Luke, Chapter 11:  “On the Road to Marrakesh: A Politics of Mitigation or Mystification for Global Climate Change?” (Amanda Runnels)

Luke, Chapter 11: “On the Road to Marrakesh: A Politics of Mitigation or Mystification for Global Climate Change?” starts off by discussing the overall opinion that the details of climate change negotiation often lack attention from the public because it is not as captivating as an inauguration in the United States or the Brexit vote in the United Kingdom. Many countries have made pledges to reduce carbon emissions and do their part to lower the world climate by 2050, however there are still many climate change doubters, “clean coal” advocates and industries that rely heavily on fossil fuels. All of these reasons show that the Paris Agreement will be highly contested and difficult to meet its goals. 

Climate change is not something that we can turn a blind eye to. It is important to ensure that all localities are educated and made aware of the problems and negative effects that climate change causes. It is difficult to ignore the melting of all the ice in the Arctic Ocean, the droughts that are occurring in areas that were once very wet regions, sea level rise happening in coastal areas, and the loss of biodiversity that is occurring in nearly every biome on Earth. The ability for countries to make plans to alter these negative impacts of humans on Earth is becoming more and more urgent and important to life on Earth. 

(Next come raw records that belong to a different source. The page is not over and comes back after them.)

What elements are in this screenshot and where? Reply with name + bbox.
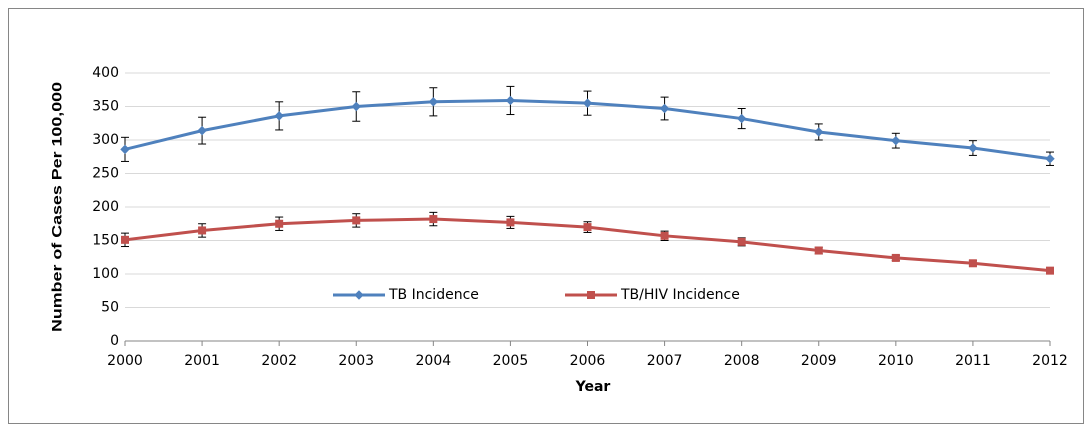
data-point <box>428 97 439 107</box>
data-point <box>968 143 978 153</box>
legend-item: TB Incidence <box>333 287 479 303</box>
y-tick-label: 300 <box>92 132 119 148</box>
data-point <box>506 218 515 227</box>
legend-marker <box>587 291 595 299</box>
x-axis-label: Year <box>575 379 611 395</box>
x-tick-label: 2000 <box>107 353 143 369</box>
x-tick-label: 2007 <box>647 353 683 369</box>
y-axis-label: Number of Cases Per 100,000 <box>49 82 65 332</box>
data-point <box>891 253 900 262</box>
x-tick-label: 2003 <box>338 353 374 369</box>
data-point <box>583 223 592 232</box>
x-tick-label: 2012 <box>1032 353 1068 369</box>
legend-marker <box>354 290 364 300</box>
x-tick-label: 2011 <box>955 353 991 369</box>
y-tick-label: 250 <box>92 166 119 182</box>
data-point <box>1046 266 1054 275</box>
data-point <box>891 135 901 146</box>
data-point <box>275 219 284 228</box>
data-point <box>736 113 747 124</box>
y-tick-label: 150 <box>92 233 119 249</box>
data-point <box>274 111 284 121</box>
y-tick-label: 0 <box>110 333 119 349</box>
data-point <box>1045 154 1055 164</box>
legend-label: TB Incidence <box>388 287 479 303</box>
x-tick-label: 2010 <box>878 353 914 369</box>
y-tick-label: 400 <box>92 65 119 81</box>
y-tick-label: 100 <box>92 266 119 282</box>
y-tick-label: 350 <box>92 99 119 115</box>
data-point <box>198 226 207 235</box>
x-tick-label: 2009 <box>801 353 837 369</box>
data-point <box>814 127 824 137</box>
x-tick-label: 2005 <box>493 353 529 369</box>
data-point <box>582 98 593 108</box>
data-point <box>351 101 361 112</box>
x-tick-label: 2002 <box>261 353 297 369</box>
x-tick-label: 2001 <box>184 353 220 369</box>
y-tick-label: 50 <box>101 300 119 316</box>
data-point <box>429 215 438 224</box>
legend-label: TB/HIV Incidence <box>620 287 740 303</box>
data-point <box>121 235 129 244</box>
chart-frame <box>8 8 1084 424</box>
data-point <box>659 103 670 114</box>
data-point <box>737 237 746 246</box>
y-tick-label: 200 <box>92 199 119 215</box>
x-tick-label: 2008 <box>724 353 760 369</box>
data-point <box>505 95 516 106</box>
data-point <box>968 259 977 268</box>
data-point <box>352 216 361 225</box>
x-tick-label: 2004 <box>416 353 452 369</box>
legend-item: TB/HIV Incidence <box>565 287 740 303</box>
x-tick-label: 2006 <box>570 353 606 369</box>
data-point <box>120 144 130 155</box>
data-point <box>197 125 207 136</box>
data-point <box>660 231 669 240</box>
data-point <box>814 246 823 255</box>
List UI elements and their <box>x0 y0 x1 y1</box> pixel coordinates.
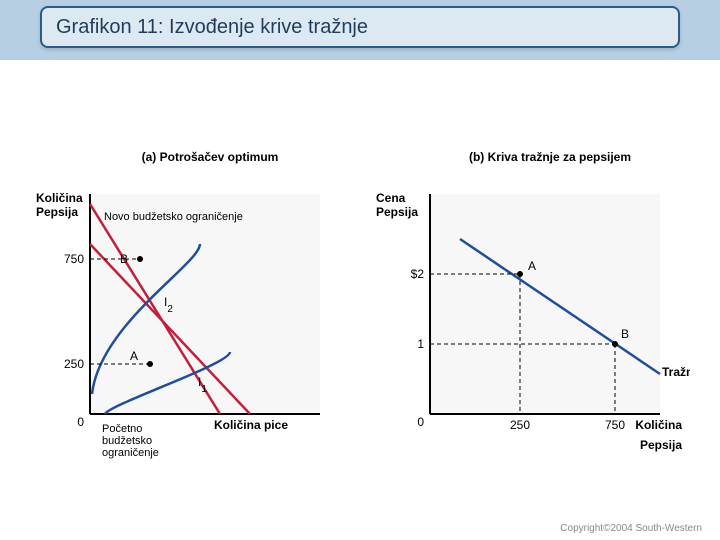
svg-text:1: 1 <box>417 337 424 351</box>
svg-text:0: 0 <box>417 415 424 429</box>
svg-text:B: B <box>621 327 629 341</box>
slide: Grafikon 11: Izvođenje krive tražnje (a)… <box>0 0 720 540</box>
left-chart: KoličinaPepsijaABI1I2Novo budžetsko ogra… <box>30 164 350 464</box>
svg-text:Količina: Količina <box>635 418 682 432</box>
svg-text:KoličinaPepsija: KoličinaPepsija <box>36 191 83 219</box>
svg-text:750: 750 <box>605 418 625 432</box>
svg-text:Početnobudžetskoograničenje: Početnobudžetskoograničenje <box>102 423 159 459</box>
svg-text:CenaPepsija: CenaPepsija <box>376 191 418 219</box>
copyright: Copyright©2004 South-Western <box>560 523 702 534</box>
title-bar: Grafikon 11: Izvođenje krive tražnje <box>40 6 680 48</box>
right-chart: CenaPepsija A B $2 1 0 250 750 Tražnja Količina Pe… <box>370 164 690 464</box>
svg-text:B: B <box>120 252 128 266</box>
svg-text:$2: $2 <box>411 267 425 281</box>
svg-text:Tražnja: Tražnja <box>662 365 690 379</box>
svg-text:A: A <box>130 349 138 363</box>
slide-title: Grafikon 11: Izvođenje krive tražnje <box>56 16 368 39</box>
right-panel-title: (b) Kriva tražnje za pepsijem <box>420 150 680 164</box>
svg-text:750: 750 <box>64 252 84 266</box>
left-panel-title: (a) Potrošačev optimum <box>80 150 340 164</box>
svg-text:A: A <box>528 259 536 273</box>
svg-text:Količina pice: Količina pice <box>214 418 288 432</box>
svg-text:250: 250 <box>510 418 530 432</box>
svg-text:Novo budžetsko ograničenje: Novo budžetsko ograničenje <box>104 211 243 223</box>
left-panel: (a) Potrošačev optimum KoličinaPepsija A B… <box>30 150 350 464</box>
svg-text:Pepsija: Pepsija <box>640 438 682 452</box>
svg-text:0: 0 <box>77 415 84 429</box>
svg-text:250: 250 <box>64 357 84 371</box>
right-panel: (b) Kriva tražnje za pepsijem CenaPepsij… <box>370 150 690 464</box>
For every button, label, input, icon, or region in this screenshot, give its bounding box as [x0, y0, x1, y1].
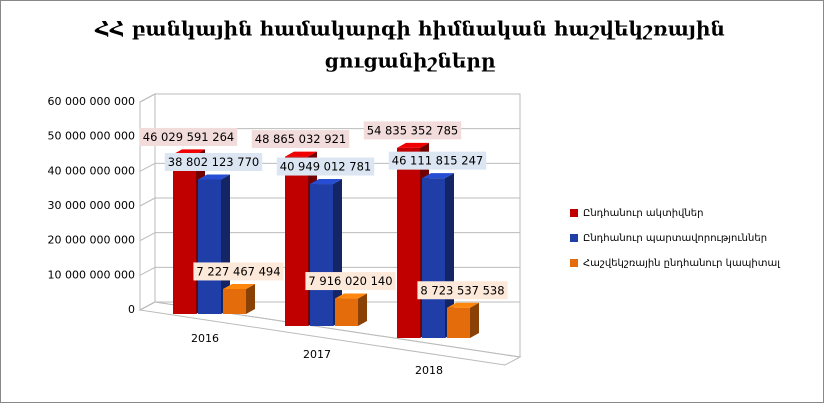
- y-tick-label: 60 000 000 000: [48, 95, 135, 108]
- grid-line: [139, 232, 156, 242]
- data-label-bg: [388, 151, 487, 170]
- y-tick-label: 10 000 000 000: [48, 268, 135, 281]
- data-label: 7 227 467 494: [196, 264, 280, 278]
- bar-front: [310, 184, 333, 326]
- grid-line: [139, 93, 156, 103]
- data-label: 8 723 537 538: [420, 283, 504, 297]
- bar: [447, 302, 479, 338]
- bar: [223, 283, 255, 314]
- data-label-bg: [363, 121, 462, 140]
- bar-side: [470, 302, 479, 338]
- data-label: 54 835 352 785: [367, 123, 458, 137]
- legend-swatch: [570, 209, 578, 217]
- data-label-bg: [417, 281, 508, 300]
- chart-title: ՀՀ բանկային համակարգի հիմնական հաշվեկշռա…: [94, 17, 725, 41]
- bar-front: [285, 156, 308, 326]
- bar-side: [358, 293, 367, 326]
- legend-label: Հաշվեկշռային ընդհանուր կապիտալ: [583, 258, 781, 269]
- chart-title: ցուցանիշները: [324, 49, 495, 73]
- data-label: 40 949 012 781: [280, 160, 371, 174]
- bar-top: [335, 293, 367, 299]
- legend-swatch: [570, 259, 578, 267]
- bar-top: [422, 173, 454, 179]
- grid-line: [139, 197, 156, 207]
- data-label-bg: [193, 262, 284, 281]
- x-tick-label: 2016: [191, 332, 219, 345]
- y-tick-label: 30 000 000 000: [48, 199, 135, 212]
- bar: [335, 293, 367, 326]
- data-label: 46 111 815 247: [392, 154, 483, 168]
- bar-side: [246, 283, 255, 314]
- x-tick-label: 2017: [303, 348, 331, 361]
- grid-line: [139, 266, 156, 276]
- bar-top: [285, 151, 317, 157]
- data-label: 38 802 123 770: [168, 155, 259, 169]
- bar-front: [173, 154, 196, 314]
- bar-top: [223, 283, 255, 289]
- legend-swatch: [570, 234, 578, 242]
- data-label: 7 916 020 140: [308, 274, 392, 288]
- bar-top: [310, 179, 342, 185]
- bar-front: [223, 288, 246, 314]
- bar-front: [447, 307, 470, 338]
- data-label-bg: [276, 157, 375, 176]
- data-label-bg: [139, 127, 238, 146]
- y-tick-label: 40 000 000 000: [48, 164, 135, 177]
- bar-front: [198, 179, 221, 314]
- legend-label: Ընդհանուր պարտավորություններ: [583, 233, 767, 244]
- grid-line: [139, 162, 156, 172]
- bar-front: [422, 178, 445, 338]
- bar-top: [198, 174, 230, 180]
- bar-front: [335, 298, 358, 326]
- data-label: 48 865 032 921: [255, 132, 346, 146]
- x-tick-label: 2018: [415, 364, 443, 377]
- y-tick-label: 20 000 000 000: [48, 234, 135, 247]
- data-label-bg: [164, 152, 263, 171]
- data-label-bg: [251, 130, 350, 149]
- legend-label: Ընդհանուր ակտիվներ: [583, 208, 703, 219]
- bar-top: [447, 302, 479, 308]
- bar-front: [397, 147, 420, 338]
- grid-line: [139, 301, 156, 311]
- y-tick-label: 0: [128, 303, 135, 316]
- data-label-bg: [305, 272, 396, 291]
- bar-top: [397, 142, 429, 148]
- data-label: 46 029 591 264: [143, 130, 234, 144]
- y-tick-label: 50 000 000 000: [48, 130, 135, 143]
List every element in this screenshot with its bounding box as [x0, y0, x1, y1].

The UN-backed Earth Summit in Rio de Janeiro was first held in April 1992 and was responsible for the creation of the United Nations Framework Convention on Climate Change (UNFCCC). The negotiations that followed the Earth Summit began playing upon the idea of “common but differentiated responsibility” for countries trying to mitigate climate change. This meant that larger and richer countries were held to high standards of making large cuts to carbon emissions and greatly reducing their impact on climate change, but smaller, less developed countries demanded that they remain able to pollute as much as they desired to attain economic growth. The Kigali Agreement to limit HFC use exemplified this discrepancy between developed and developing countries by directing countries such as the United States, Japan and the European Union to start removing HFC use in 2019. 

Alternatively, it was expected that developing countries would wait to begin until 2024 and the negotiators reasoned that with the large countries acting first, the smaller countries would follow quickly in their footsteps. There are pros and cons to the differentiated policies among countries. Instead of using a one size fits all approach to mitigating climate change, different countries have the ability to develop plans that mesh well with their cultures and ways of life of their country. Oppositely, many of the larger regions are somewhat stuck in their energy-intensive growth such as China in order to achieve economic growth. With this, it is highly likely that their strategies will be slow, make less of an impact, and be mostly unmonitored. 

All of these factors have shown that the targets of the Paris Agreement for only a 2°C increase in temperature will be reached sooner than the original goal of 2100. Continuing business as usual, as many countries have shown that they will continue to do, can lead us to raise the climate temperature 4.5°C. Knowing that prediction, even countries that have put together weak plans for mitigation strategies are better prepared than countries without plans at all.